After Rakoff announced Argo's punishment, the courtroom took a collective breath. She stood to speak.
She would offer no explanation to supplement those she had given in court, leaving unanswered the question, Why?
She began: "I spent my entire life trying to be a person of good character, and that's why I'm so sorry that my actions have caused harm. ...
"I especially want to apologize to my family and my friends for letting them down and causing them so much pain," she said, choking on the words. "I've tried to set a good example for my children, and I'm trying to do so here also, and really teaching them that when a person makes a mistake that you have to accept responsibility, and I'm definitely doing that."
Argo's sister, Cynthia Jones, who relied on her sister for financial support after her husband died, shepherded Argo out of the courtroom, her arm protectively wrapped around her.

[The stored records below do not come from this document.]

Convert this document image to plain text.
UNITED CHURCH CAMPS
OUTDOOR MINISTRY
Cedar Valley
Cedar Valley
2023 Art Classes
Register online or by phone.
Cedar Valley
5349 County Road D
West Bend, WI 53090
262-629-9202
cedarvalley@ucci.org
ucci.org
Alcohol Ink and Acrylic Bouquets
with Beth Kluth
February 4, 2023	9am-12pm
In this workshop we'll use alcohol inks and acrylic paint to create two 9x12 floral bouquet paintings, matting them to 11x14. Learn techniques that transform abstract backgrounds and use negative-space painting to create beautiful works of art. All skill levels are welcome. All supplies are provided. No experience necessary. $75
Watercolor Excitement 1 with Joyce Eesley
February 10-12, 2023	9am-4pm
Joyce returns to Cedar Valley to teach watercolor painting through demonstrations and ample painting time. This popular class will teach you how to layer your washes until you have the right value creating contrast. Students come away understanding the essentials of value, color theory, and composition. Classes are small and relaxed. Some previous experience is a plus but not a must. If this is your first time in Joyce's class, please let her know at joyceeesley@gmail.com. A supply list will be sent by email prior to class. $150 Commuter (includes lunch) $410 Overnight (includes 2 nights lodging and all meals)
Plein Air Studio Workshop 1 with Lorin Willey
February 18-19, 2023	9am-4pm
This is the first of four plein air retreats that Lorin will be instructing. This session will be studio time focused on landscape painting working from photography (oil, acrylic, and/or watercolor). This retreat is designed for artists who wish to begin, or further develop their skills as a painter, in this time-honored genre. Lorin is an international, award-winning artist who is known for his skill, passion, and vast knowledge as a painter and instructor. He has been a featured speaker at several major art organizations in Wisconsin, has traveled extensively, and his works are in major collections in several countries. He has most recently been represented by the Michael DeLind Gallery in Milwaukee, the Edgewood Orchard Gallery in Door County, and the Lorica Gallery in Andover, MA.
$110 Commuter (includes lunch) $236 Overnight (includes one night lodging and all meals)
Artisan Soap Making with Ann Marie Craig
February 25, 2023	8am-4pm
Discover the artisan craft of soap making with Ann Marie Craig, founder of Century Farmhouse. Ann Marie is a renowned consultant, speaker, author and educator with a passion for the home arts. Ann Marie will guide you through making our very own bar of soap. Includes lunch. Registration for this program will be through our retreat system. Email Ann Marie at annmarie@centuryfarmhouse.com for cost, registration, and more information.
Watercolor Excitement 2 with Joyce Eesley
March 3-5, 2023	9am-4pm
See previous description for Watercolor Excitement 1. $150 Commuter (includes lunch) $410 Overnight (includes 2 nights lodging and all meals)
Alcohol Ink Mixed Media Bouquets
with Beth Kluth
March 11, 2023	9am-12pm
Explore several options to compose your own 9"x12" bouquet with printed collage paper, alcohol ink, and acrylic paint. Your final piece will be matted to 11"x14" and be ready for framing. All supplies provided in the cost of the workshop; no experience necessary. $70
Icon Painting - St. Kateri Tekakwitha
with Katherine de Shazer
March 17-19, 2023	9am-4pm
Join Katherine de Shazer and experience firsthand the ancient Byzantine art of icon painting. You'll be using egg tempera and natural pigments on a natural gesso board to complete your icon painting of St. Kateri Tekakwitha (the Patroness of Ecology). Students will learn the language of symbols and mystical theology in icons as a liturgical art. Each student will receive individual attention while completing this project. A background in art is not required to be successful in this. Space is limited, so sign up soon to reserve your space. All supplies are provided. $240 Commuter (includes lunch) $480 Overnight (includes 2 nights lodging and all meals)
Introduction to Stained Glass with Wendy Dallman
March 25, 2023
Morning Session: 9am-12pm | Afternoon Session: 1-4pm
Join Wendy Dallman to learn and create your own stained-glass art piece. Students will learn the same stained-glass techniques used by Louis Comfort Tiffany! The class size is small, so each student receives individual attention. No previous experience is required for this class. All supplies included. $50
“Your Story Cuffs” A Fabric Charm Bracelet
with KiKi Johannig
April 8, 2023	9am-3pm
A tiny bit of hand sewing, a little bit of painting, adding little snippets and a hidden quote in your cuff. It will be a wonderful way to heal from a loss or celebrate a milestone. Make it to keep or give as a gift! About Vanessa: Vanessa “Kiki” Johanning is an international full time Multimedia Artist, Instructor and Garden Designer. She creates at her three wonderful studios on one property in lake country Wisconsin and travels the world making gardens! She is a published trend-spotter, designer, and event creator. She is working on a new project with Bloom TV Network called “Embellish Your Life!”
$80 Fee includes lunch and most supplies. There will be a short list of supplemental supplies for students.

Caputo and several others are being sued by shareholders, but no one other than Argo has faced either criminal or civil charges. Argo was just the fourth executive nationwide to receive a felony conviction for backdating and the third to receive jail time. Her colleagues took in $4 million from the backdating, according to court filings.
Argo reported to Alderson Federal Prison Camp, the same West Virginia facility where Martha Stewart was imprisoned, in late February, earlier than ordered. That assured she'll be home before the start of the next school year.

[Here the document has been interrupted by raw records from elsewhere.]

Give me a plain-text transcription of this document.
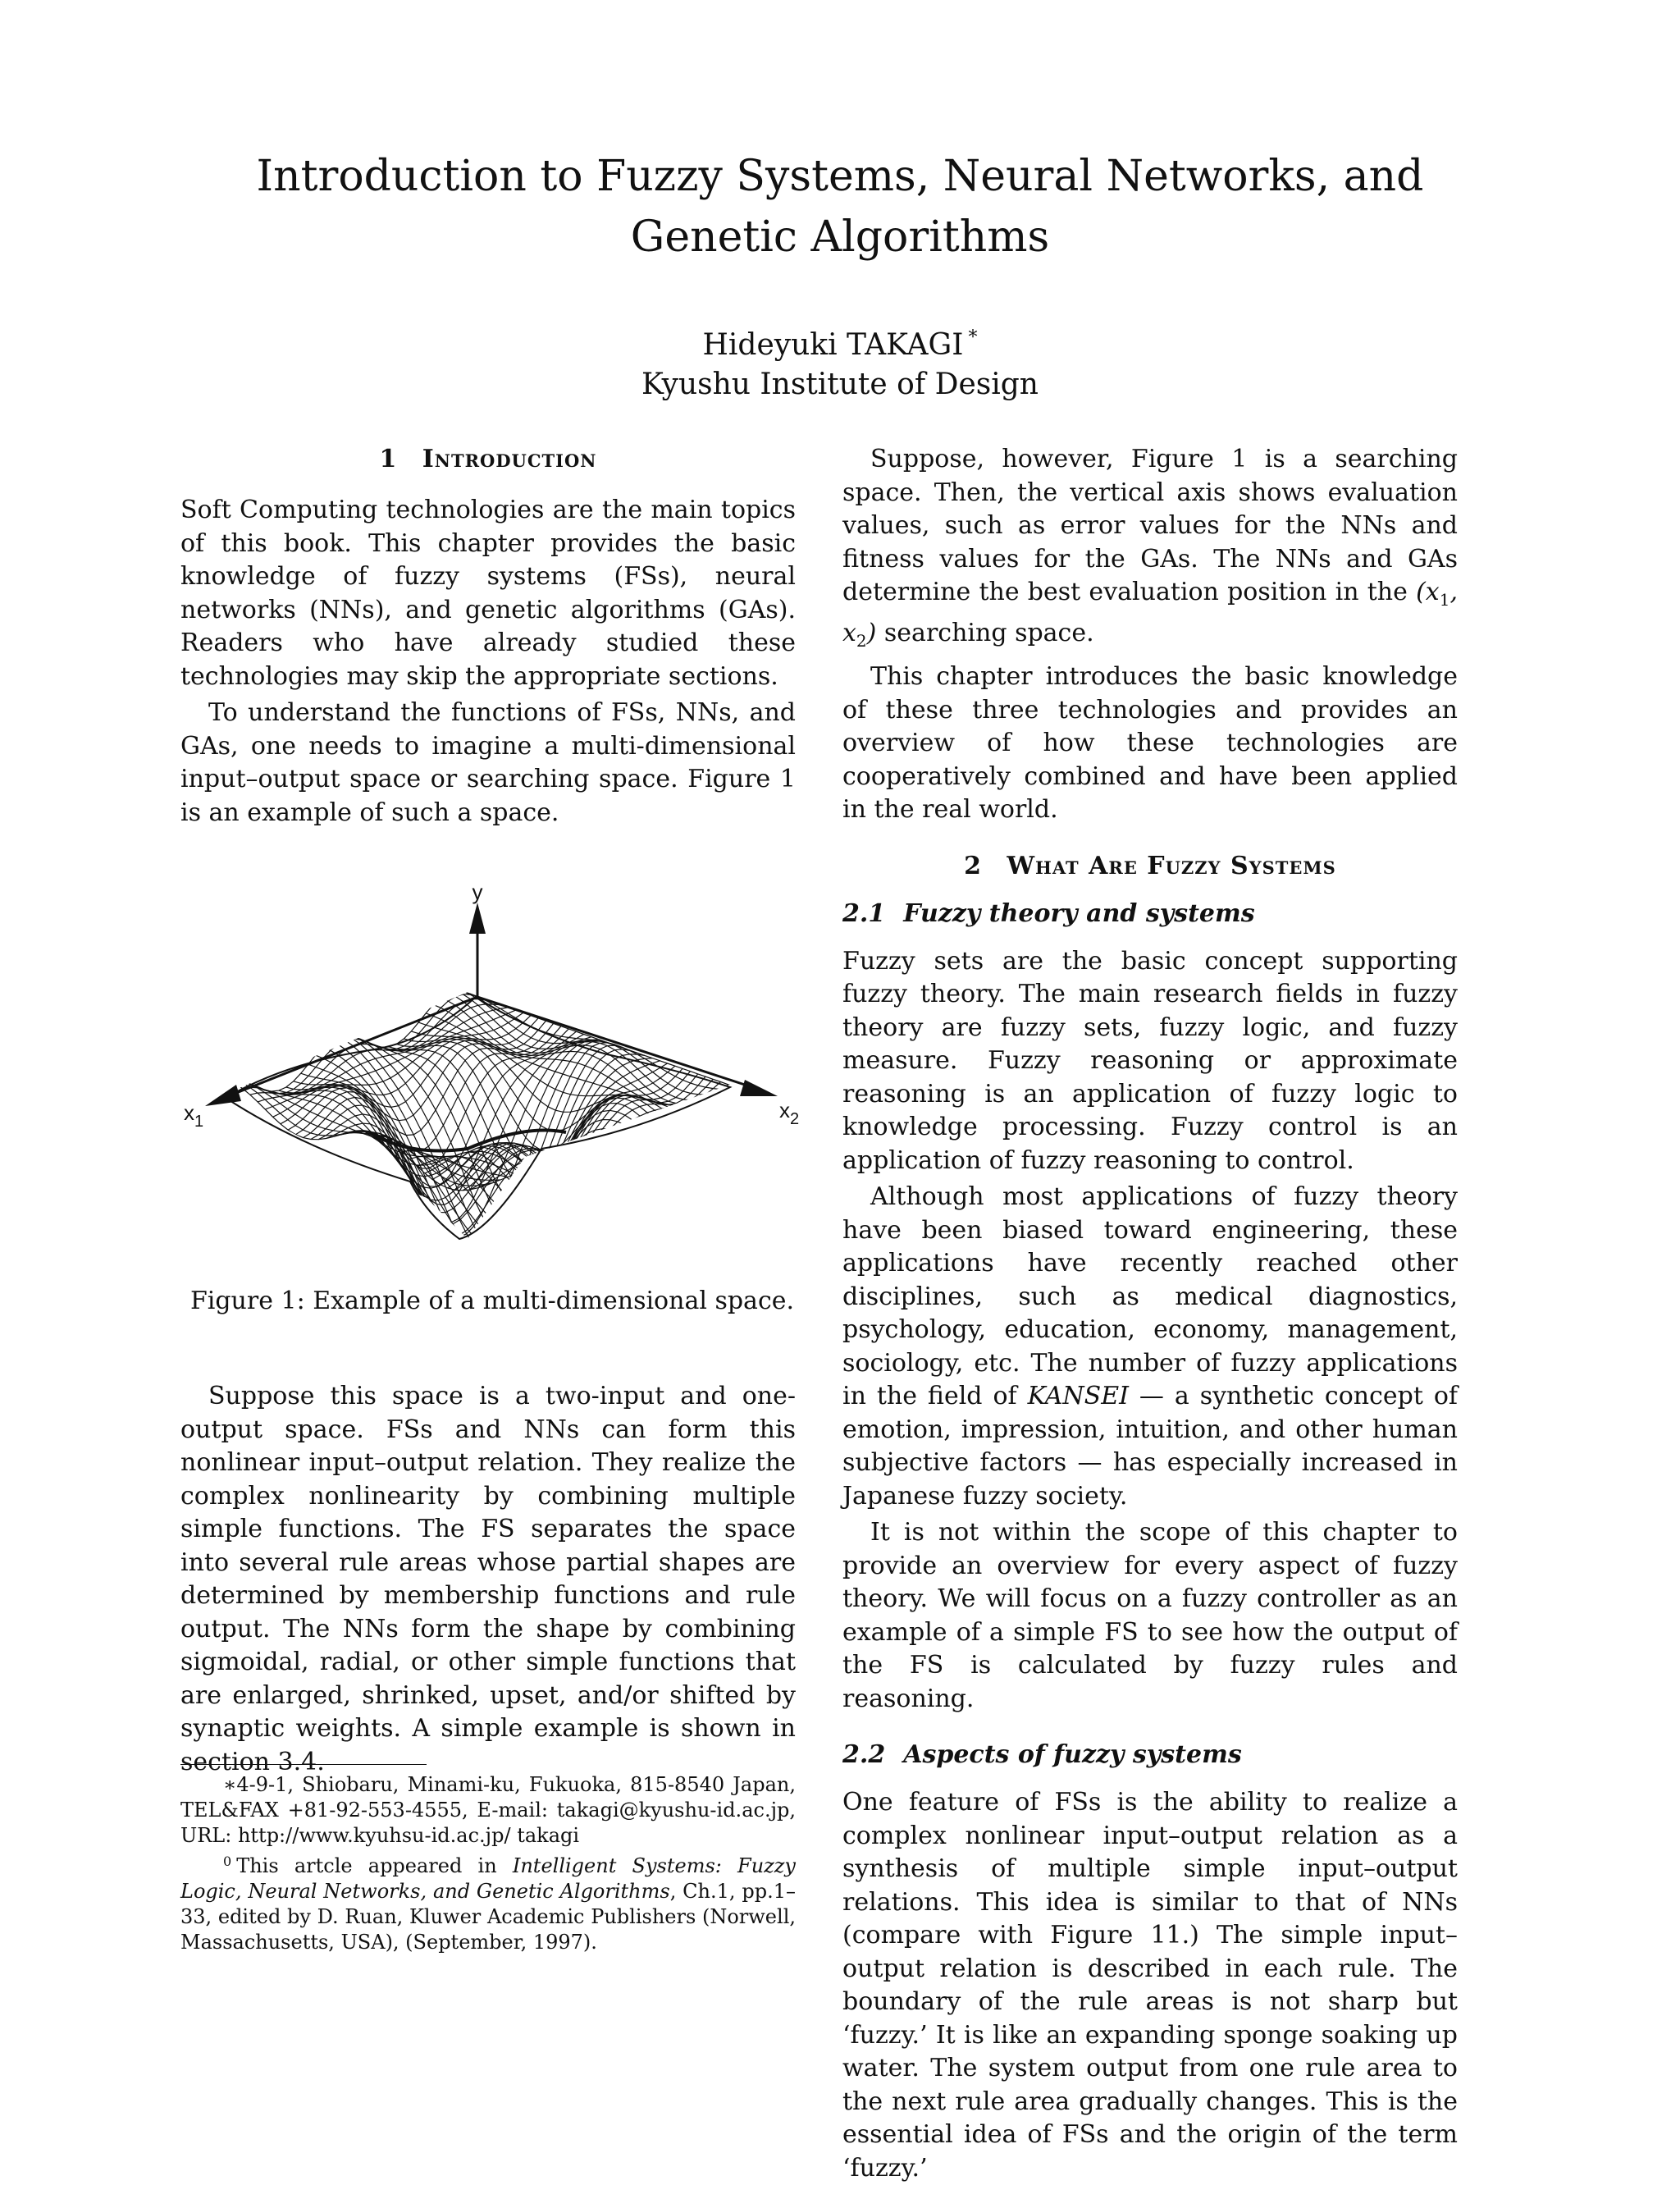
Introduction to Fuzzy Systems, Neural Networks, and Genetic Algorithms
Hideyuki TAKAGI *
Kyushu Institute of Design
1 Introduction

Soft Computing technologies are the main topics of this book. This chapter provides the basic knowledge of fuzzy systems (FSs), neural networks (NNs), and genetic algorithms (GAs). Readers who have already studied these technologies may skip the appropriate sections.

To understand the functions of FSs, NNs, and GAs, one needs to imagine a multi-dimensional input–output space or searching space. Figure 1 is an example of such a space.

y
$x_1$	$x_2$
Figure 1: Example of a multi-dimensional space.

Suppose this space is a two-input and one-output space. FSs and NNs can form this nonlinear input–output relation. They realize the complex nonlinearity by combining multiple simple functions. The FS separates the space into several rule areas whose partial shapes are determined by membership functions and rule output. The NNs form the shape by combining sigmoidal, radial, or other simple functions that are enlarged, shrinked, upset, and/or shifted by synaptic weights. A simple example is shown in section 3.4.

∗4-9-1, Shiobaru, Minami-ku, Fukuoka, 815-8540 Japan, TEL&FAX +81-92-553-4555, E-mail: takagi@kyushu-id.ac.jp, URL: http://www.kyuhsu-id.ac.jp/ takagi

$^0$ This artcle appeared in Intelligent Systems: Fuzzy Logic, Neural Networks, and Genetic Algorithms, Ch.1, pp.1–33, edited by D. Ruan, Kluwer Academic Publishers (Norwell, Massachusetts, USA), (September, 1997).

Suppose, however, Figure 1 is a searching space. Then, the vertical axis shows evaluation values, such as error values for the NNs and fitness values for the GAs. The NNs and GAs determine the best evaluation position in the ($x_1$, $x_2$) searching space.

This chapter introduces the basic knowledge of these three technologies and provides an overview of how these technologies are cooperatively combined and have been applied in the real world.

2 What Are Fuzzy Systems
2.1 Fuzzy theory and systems

Fuzzy sets are the basic concept supporting fuzzy theory. The main research fields in fuzzy theory are fuzzy sets, fuzzy logic, and fuzzy measure. Fuzzy reasoning or approximate reasoning is an application of fuzzy logic to knowledge processing. Fuzzy control is an application of fuzzy reasoning to control.

Although most applications of fuzzy theory have been biased toward engineering, these applications have recently reached other disciplines, such as medical diagnostics, psychology, education, economy, management, sociology, etc. The number of fuzzy applications in the field of KANSEI — a synthetic concept of emotion, impression, intuition, and other human subjective factors — has especially increased in Japanese fuzzy society.

It is not within the scope of this chapter to provide an overview for every aspect of fuzzy theory. We will focus on a fuzzy controller as an example of a simple FS to see how the output of the FS is calculated by fuzzy rules and reasoning.

2.2 Aspects of fuzzy systems

One feature of FSs is the ability to realize a complex nonlinear input–output relation as a synthesis of multiple simple input–output relations. This idea is similar to that of NNs (compare with Figure 11.) The simple input–output relation is described in each rule. The boundary of the rule areas is not sharp but ‘fuzzy.’ It is like an expanding sponge soaking up water. The system output from one rule area to the next rule area gradually changes. This is the essential idea of FSs and the origin of the term ‘fuzzy.’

She turned 47 there last week.
1983 - The company that later became known as SafeNet is founded by two security engineers in Timonium.

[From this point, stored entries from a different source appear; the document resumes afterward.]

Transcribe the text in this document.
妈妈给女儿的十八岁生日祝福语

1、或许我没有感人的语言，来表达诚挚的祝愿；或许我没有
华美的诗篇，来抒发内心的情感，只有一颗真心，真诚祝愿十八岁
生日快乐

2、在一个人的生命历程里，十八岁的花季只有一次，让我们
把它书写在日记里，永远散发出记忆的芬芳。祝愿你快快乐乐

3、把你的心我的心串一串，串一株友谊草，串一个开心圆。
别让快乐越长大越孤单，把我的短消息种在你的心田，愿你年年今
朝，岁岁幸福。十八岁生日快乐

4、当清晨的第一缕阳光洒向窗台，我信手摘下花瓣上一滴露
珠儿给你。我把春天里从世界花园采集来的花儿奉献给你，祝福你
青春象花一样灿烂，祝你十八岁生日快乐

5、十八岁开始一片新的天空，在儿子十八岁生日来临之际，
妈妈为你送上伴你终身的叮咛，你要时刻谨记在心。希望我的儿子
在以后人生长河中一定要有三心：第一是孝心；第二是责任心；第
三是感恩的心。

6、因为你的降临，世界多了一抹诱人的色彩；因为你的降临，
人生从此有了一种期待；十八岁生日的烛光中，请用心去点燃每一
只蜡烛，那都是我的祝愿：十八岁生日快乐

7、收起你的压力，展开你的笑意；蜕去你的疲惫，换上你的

1986 - Anthony A. Caputo invests, becomes CEO a year later.
1992 - SafeNet goes public.
1999 - Carole Argo is hired as SafeNet's chief financial officer.
2000 - Argo and her family move into Baltimore's Guilford neighborhood.
2001 - Argo backdates stock option grants for herself, Caputo and another individual, but never records a compensation expense, an illegal act.
2004 - Argo is promoted to SafeNet's chief operating officer. She cashes in some of her backdated options, though she holds on to the shares, richer only on paper.
2005 - Management Science publishes a study that shows a pronounced pattern of companies' awarding of stock options at cyclical dips in their stock prices, causing federal agencies to grow suspicious.
March 2006 - The Wall Street Journal publishes "The Perfect Payday," which outlines multiple instances in which CEOs were awarded options when the stock price was historically low.
May 2006 - SafeNet says it has received a federal subpoena and the SEC is inquiring about backdating.
October 2006 - Argo and Caputo resign.
July 2007 - Argo is indicted on charges of securities fraud and conspiracy.
August 2007 - The SEC files a civil suit against Argo.
October 2007 - Argo pleads guilty to one count of securities fraud.
January 2008 - Argo is sentenced to six months in federal prison.
February 2008 - Argo reports to the Alderson Federal Prison Camp in West Virginia.
What's a stock option?
The right to buy stock in the future at today's price. Options are often given to executives as incentives to improve company performance and raise share value.
How do you backdate it?
By marking the award as being granted on an earlier date than it actually was (the opposite of post-dating a check). The older dates are typically chosen because the stock price was particularly low that day.
Is it always illegal?
Not by itself. Shareholders don't like it when companies backdate because the boost in compensation expense eats into revenue.
What makes it a crime?
Not recording the backdating as an accounting expense and falsifying documents to cover your tracks.